Scale Engineering Effectively with Cross-Functional Teams

As companies grow they place ever greater demands on their IT (and/or Engineering) organisations. There are constant requests for assistance, be they from the CMO who is looking to get a better understanding of customers to the customer support team looking to keep costs stable while expanding to 24×7 support. If you’re a VP or Director of Engineering at one of these growing companies this post is for you.

So, how do we approach this problem? What is the best way to grow and scale? To address those questions and more, we need to first determine how to structure our teams. Let’s explore that now.

An IT organisation can adopt one of two approaches when it wants to grow: the functional or the cross-functional team structure. One approach will lead the IT organisation down a path that will enable them to:

  • effectively scale as the company grows,
  • minimise bottlenecks and inefficient exchanges,
  • consistently deliver high quality product to their customers, and
  • maintain a happy and productive workforce

Unfortunately, the other approach will not achieve these goals. Instead you’ll be faced with an IT organisation unable to give an indication of what they will deliver, or when it will be delivered. Your teams will be constantly churning, wasting time and resources. And, they certainly won’t be delivering their best work.

To ensure you’re headed down the right path we’ll explore both approaches and explain why having cross-functional teams is the right approach.

Functional Teams

This is, unfortunately, still a common scenario. Using this approach, the IT organisation builds teams around a particular skillset, be that design, engineering, operations, quality, databases, etc.

Functional Engineering Teams

This is the path most commonly taken as it allows a VP of Engineering or a CIO to find a Director of Design and allow them to build their team. Then that same VP / CIO will find a Director of QA and have them build their team. And so on. Although logical and easier to implement, this approach has many unfortunate downstream consequences.

Fairly soon you’ll find fiefdoms within the IT organisation. Each Director will be building out their team in the way they know best, often in direct opposition to the approach that will enable the whole company to be most successful.

The functional approach leads to barriers being built between groups, often through the use of requirements documents and/or contracts. No doubt you’ll also find significant bottlenecks emerge between groups and people start talking about their people like they are talking about cattle – not fun.
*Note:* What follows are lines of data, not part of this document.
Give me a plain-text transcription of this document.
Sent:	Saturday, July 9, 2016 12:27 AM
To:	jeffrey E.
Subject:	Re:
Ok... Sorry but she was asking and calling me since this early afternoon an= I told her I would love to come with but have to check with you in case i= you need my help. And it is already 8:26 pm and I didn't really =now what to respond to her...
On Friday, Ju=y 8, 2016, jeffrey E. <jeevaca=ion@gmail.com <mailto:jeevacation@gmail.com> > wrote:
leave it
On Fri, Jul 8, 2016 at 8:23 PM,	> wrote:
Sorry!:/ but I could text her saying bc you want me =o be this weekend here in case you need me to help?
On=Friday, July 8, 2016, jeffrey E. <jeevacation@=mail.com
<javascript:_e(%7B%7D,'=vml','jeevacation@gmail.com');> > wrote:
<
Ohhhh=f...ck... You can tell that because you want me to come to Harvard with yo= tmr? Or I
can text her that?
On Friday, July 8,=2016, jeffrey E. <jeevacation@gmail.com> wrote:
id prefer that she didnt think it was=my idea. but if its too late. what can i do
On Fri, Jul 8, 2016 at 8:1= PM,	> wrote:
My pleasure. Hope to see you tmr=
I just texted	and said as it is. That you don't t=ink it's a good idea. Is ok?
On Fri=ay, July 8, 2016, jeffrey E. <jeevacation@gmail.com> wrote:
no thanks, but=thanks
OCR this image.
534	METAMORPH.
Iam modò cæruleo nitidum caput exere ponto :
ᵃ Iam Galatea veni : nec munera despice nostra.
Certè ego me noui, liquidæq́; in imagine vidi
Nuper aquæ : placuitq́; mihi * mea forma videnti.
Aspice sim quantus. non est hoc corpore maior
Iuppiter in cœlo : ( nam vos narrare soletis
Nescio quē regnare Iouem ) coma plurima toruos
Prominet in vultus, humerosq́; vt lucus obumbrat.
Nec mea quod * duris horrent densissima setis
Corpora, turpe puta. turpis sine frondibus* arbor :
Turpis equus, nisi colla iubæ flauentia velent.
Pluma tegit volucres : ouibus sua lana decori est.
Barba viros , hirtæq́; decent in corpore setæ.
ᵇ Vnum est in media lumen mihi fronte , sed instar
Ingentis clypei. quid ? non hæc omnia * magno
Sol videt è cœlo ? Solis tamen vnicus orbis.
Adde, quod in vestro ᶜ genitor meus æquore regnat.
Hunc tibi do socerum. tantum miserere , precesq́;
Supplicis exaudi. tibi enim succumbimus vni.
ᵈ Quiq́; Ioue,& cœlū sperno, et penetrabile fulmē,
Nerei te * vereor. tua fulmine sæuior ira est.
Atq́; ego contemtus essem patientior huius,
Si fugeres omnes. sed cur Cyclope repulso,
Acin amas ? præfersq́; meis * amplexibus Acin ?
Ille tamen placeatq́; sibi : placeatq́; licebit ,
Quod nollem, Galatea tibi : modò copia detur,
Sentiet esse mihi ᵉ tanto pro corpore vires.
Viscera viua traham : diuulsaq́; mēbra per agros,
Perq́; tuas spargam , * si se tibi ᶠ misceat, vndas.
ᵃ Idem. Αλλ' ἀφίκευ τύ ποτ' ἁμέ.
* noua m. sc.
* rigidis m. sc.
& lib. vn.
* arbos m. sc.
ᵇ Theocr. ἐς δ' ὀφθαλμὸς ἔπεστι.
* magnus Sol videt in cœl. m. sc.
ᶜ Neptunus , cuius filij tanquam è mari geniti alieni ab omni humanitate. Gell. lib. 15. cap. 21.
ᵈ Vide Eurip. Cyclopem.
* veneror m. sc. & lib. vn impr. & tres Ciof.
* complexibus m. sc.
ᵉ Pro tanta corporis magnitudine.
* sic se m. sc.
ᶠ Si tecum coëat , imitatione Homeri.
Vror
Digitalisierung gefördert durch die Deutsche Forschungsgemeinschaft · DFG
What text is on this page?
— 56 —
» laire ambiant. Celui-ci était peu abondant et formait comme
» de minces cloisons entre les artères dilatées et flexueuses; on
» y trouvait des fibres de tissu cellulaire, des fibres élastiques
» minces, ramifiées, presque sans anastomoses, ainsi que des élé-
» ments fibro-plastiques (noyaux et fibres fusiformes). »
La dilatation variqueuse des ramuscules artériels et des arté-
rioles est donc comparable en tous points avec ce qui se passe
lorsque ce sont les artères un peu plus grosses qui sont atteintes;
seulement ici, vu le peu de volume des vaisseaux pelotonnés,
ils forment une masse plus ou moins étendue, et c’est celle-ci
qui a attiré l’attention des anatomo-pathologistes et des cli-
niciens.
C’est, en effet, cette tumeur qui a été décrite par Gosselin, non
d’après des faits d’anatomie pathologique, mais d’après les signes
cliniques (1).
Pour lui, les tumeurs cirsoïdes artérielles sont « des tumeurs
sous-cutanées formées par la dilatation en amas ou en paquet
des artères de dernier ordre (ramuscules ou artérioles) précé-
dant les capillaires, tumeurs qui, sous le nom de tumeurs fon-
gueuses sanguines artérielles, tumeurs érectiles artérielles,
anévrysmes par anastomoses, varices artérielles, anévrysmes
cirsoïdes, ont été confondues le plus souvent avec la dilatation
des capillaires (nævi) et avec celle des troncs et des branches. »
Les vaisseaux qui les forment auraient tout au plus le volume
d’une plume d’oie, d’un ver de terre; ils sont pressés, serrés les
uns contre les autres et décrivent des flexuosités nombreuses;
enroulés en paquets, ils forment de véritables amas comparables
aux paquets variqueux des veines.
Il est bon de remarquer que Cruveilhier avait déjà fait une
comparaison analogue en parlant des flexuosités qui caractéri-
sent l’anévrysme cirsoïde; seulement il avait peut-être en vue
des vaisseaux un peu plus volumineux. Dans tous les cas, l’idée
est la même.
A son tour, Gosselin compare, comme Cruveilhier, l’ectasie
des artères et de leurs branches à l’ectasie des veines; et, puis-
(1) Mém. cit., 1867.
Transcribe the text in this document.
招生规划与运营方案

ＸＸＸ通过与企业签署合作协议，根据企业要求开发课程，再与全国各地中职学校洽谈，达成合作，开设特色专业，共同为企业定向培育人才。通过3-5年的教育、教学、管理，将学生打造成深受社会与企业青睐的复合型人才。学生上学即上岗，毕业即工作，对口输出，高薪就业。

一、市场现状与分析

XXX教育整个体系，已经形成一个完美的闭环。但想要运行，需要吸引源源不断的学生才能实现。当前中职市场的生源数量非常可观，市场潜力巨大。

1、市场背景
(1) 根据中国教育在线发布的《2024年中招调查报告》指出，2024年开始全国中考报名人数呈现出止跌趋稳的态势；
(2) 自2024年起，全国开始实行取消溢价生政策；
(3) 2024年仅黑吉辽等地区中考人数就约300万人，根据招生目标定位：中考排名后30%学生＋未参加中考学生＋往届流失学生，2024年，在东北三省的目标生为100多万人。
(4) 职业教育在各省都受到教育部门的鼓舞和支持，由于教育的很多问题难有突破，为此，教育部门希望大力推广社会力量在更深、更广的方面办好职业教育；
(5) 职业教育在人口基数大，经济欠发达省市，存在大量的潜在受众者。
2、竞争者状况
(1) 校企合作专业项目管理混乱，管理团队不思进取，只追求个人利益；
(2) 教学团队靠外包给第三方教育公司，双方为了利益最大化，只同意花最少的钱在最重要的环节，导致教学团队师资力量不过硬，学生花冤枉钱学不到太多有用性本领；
Getting functional teams to operate harmoniously and collectively, while focusing on delivering solutions to meet customer demands is difficult and not at all optimal.

Imagine the value we could unlock with a better approach!

Cross-Functional Teams

In the world of cross-functional teams you may well still have a Director of Design, a Director of QA, and so on. However, the difference is that teams are structured across functional boundaries.

Cross-Functional Engineering Teams

Using this structure, we build a backlog of projects and any team within the IT organisation should be capable of delivering on a given project. Different teams may have a different scope – for instance, imagine a cross-functional hardware team that comprises firmware, capacity planning and hardware engineering people, or a cross-functional web application team that comprises front-end HTML/CSS/JS people and backend Scala people.

In this scenario there is no need for a clear contract between Operations and Engineering as we’ve got a number of teams that can approach any given project, and each of those teams have all the people they need to deliver that project. Furthermore, having stable cross-functional teams allows us to cross-train the team members – thereby making more resilient and higher throughput teams (although that is for another post).

With cross-functional teams we proactively build teams full of people that have a diverse set of skills, and in doing so we alleviate the distrust and blame that can fester within a functional organisation.

On top of that we have eliminated the greatest form of waste in the IT organisation – the bottleneck (see Mitigating Bottlenecks below).

For best results you will want all the people within a cross-functional team to sit together, you can learn more about that approach in Building an Ideal Agile Team Workspace. Another aspect we leverage in the cross-functional model is to build a team of t-shaped people, more on that in Why Agile Teams want T-Shaped People.

Mitigating Bottlenecks

In the functional structure where we have silos for Engineering, Operations, etc work may wait on a particular function. For instance, you’ve got a lot of DBA work on and only so many people capable of doing it – blocker. This may also be due to understaffed roles or different priorities between teams. Aligning the organisation is key, for more on this see Collaborating Across an Enterprise from Atlassian Summit 2013.

With a cross-functional team we’ve immediately cut the cross team communication headache that used to take place, we can better align teams with the company priorities and we deliver more value to our customers.

Now go, grow!

So, with the functional teams you’ve got…

  • Engineering and QA teams pointing their fingers at one another, questioning who’s fault it is for the poor quality of a release,
  • the Operations team pointing their finger at the Engineering and QA teams for delivering a release that can’t be deployed, and
  • no doubt you can think a few examples from your own experience

Cross-functional teams are the best way to scale an IT or Engineering organisation. They enable an IT organisation to:

  • effectively scale as the company grows,
  • minimise bottlenecks and waste,
  • consistently deliver high quality product to their customers, and
  • maintain a happy and healthy workforce

Remember to take a pragmatic look at your organisation before deciding on an approach as you may find areas where a functional team will work best. For example, Legal is one area where I would advocate for a central team looking after all activities.